After talking with jovo on Saturday night, we decided on 3 different branches of investigation for the registration issue:
The intent of this notebook is to investigate these 3 branches in an algorithms.md like scope.
Before running any investigation, I must verify that I can correctly call NDReg and its related functionalities. To do this, I will recreate the demo in its documentation notebook here:
https://github.com/neurodata/ndreg/blob/master/doc/3D_STP_RegistrationTest.ipynb
In [2]:
import sys
sys.path.insert(0, '../../../ndreg/')
sys.path.insert(0,'../code/functions/')
import ndreg
import math
import cv2
import pickle
import numpy as np
import SimpleITK as itk
import matplotlib.pyplot as plt
import plosLib as pLib
import connectLib as cLib
import connectLib as cLib
from affine import Affine
from matplotlib import cm
from mpl_toolkits.mplot3d import Axes3D
from random import randrange as rand
from random import uniform as floatRand
from PIL import Image
In [3]:
refImg = ndreg.imgDownload('ara_ccf2')
refAnnoImg = ndreg.imgDownload('ara_ccf2', channel="annotation")
inImg = ndreg.imgDownload('eacker01', 'r', 5)
#reorient and rescale the test image
inImgReor = ndreg.imgReorient(inImg, 'lsp', 'rsa')
inImg_ds = ndreg.imgResample(inImgReor, spacing=[.25, .25, .25])
refImg_ds = ndreg.imgResample(refImg, spacing=[.25, .25, .25])
#display the images to be registered
ndreg.imgShow(inImg_ds, vmax=10000)
ndreg.imgShow(refImg_ds, vmax=500)
In [3]:
def register(inImg, baseImg, iterations, MI=False):
return ndreg.imgAffineComposite(inImg,
baseImg,
iterations=iterations,
useMI=MI,
verbose=False)
In [10]:
transform = register(inImg_ds, refImg_ds, 200, True)

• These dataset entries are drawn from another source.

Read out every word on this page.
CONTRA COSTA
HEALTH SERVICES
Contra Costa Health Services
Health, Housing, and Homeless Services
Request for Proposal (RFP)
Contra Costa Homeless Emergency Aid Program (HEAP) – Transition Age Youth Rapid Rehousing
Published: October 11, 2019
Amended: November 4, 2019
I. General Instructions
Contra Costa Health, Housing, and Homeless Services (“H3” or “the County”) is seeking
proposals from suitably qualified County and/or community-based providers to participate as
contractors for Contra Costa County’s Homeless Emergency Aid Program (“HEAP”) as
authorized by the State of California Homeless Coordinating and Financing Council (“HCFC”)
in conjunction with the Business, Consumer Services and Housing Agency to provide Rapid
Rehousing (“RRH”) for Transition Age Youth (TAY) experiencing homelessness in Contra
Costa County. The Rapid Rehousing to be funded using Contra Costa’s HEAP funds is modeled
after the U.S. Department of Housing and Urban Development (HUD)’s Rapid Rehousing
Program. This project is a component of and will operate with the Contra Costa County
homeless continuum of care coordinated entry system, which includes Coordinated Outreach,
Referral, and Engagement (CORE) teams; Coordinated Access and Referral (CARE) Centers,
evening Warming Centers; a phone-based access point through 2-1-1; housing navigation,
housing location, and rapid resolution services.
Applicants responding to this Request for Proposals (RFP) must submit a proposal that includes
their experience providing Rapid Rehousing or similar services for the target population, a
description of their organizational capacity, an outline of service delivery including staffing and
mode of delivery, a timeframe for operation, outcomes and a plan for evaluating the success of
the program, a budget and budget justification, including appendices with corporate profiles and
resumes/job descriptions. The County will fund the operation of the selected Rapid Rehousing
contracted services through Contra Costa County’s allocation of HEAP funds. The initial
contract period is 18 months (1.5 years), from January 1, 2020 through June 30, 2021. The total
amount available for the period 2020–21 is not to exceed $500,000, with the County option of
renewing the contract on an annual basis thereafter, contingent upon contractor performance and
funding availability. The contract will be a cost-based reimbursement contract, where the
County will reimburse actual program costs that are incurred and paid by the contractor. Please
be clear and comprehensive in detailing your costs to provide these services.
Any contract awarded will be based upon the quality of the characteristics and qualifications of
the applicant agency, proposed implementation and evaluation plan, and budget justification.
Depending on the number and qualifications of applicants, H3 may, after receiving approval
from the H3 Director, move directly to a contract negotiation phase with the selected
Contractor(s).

resultImg = ndreg.imgApplyAffine(inImg_ds,
transform,
size=refImg_ds.GetSize(),
spacing=refImg_ds.GetSpacing())
ndreg.imgShow(resultImg, vmax=10000)
The above image is consistant with the results in the documentation; thus, it is safe to say that the NDReg library can be called functionally.
In this section, I will create and demonstrate the functionality of all methods that will be used to test the registration techniques
The funtions below should be able to generate a bounded random rigid transform, and apply that transform to a body
In [4]:
def getTransform(pitchRange = .1,
rollRange = .1,
yawRange = .1,
xRange = 0.,
yRange = 0.,
zRange = 0.,
pitch=None,
yaw=None,
roll=None,
zT=None,
yT=None,
xT=None):
#generate a random rigid body transform in given bounds
a = floatRand(pitchRange-(pitchRange/2.), pitchRange+(pitchRange/2.))
b = floatRand(yawRange-(yawRange/2.), yawRange+(yawRange/2.))
c = floatRand(rollRange-(rollRange/2.), rollRange+(rollRange/2.))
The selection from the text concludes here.